Anglers in search of channel catfish should make Clinton Lake a destination this year, but fishing for all other species should be fair to poor at the Douglas County reservoir.
That's the assessment of Richard Sanders, district fisheries biologist for Wildlife and Parks, based on samplings conducted last year.
Sanders found record numbers of channel catfish for the fourth consecutive year, most in the 11- to 16-inch range.
"In recent years, channel catfish have trended downward in size and upward in abundance," Sanders said. "The condition of catfish below 24 inches has been low to moderate the past several years, and may relate to increased competition for food due to increasing numbers of channel catfish."
Sanders predicts good to excellent fishing for cats, but he cautioned that many will be small.
The outlook isn't so promising for crappie because the numbers were down from the previous year and only about 20 percent of the sampled fish surpassed 10 inches in length.
"Fishing for crappie should be slightly more challenging compared to 2003, which was a fairly good year," Sanders said. "Angling this year should be fair."

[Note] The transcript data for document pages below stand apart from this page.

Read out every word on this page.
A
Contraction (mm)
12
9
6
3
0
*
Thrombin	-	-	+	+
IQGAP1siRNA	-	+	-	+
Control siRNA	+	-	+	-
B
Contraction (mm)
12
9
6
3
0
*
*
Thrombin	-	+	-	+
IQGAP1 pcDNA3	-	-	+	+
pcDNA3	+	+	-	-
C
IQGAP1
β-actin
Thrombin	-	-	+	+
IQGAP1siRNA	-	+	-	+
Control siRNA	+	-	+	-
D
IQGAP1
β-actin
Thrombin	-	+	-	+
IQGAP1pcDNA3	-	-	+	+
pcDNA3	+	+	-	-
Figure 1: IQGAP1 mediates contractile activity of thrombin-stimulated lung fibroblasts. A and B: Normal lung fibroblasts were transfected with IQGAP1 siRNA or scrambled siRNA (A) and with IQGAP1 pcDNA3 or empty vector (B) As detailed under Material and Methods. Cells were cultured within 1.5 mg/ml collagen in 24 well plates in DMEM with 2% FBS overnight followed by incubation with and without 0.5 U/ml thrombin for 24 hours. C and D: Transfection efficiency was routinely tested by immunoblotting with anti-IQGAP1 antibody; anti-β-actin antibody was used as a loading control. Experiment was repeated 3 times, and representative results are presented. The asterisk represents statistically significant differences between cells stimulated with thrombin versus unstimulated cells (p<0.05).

Clinton ranked eighth among state reservoirs in adult crappie density, he noted.
White bass numbers were up, but still below normal, Sanders reported. About 60 percent of the samples exceeded 12 inches. Body condition was better than the previous year, but still was only average. Sanders projects white bass fishing will be fair.
Clinton received more than seven million fry and 125,000 fingerling walleye last year.
"Stockings are necessary to maintain walleye fisheries in most eastern Kansas reservoirs due to recruitment problems associated with habitat and competition with other species," Sanders said.
His walleye sample catch decreased 67 percent. Few small fish were observed indicating stocking survival the last two years has been low.
"Walleye fishing was fairly good last year," he said, "but 2004 may be a tougher year based on the lower numbers."
Clinton is definitely not the place to go if you're a largemouth bass fisherman. Kansas reservoirs generally are poor largemouth bass lakes because turbid, windswept waters create feeding and spawning problems.
Sanders did find more bass than were sampled during the past 15 years, but even with the higher catch the population is still low.
Fewer big bass were observed in 2003 samples, although about 21 percent of bass sampled exceeded 15 inches in length.
"Bass fishing will be poor," Sanders said, "as it has been for a long time."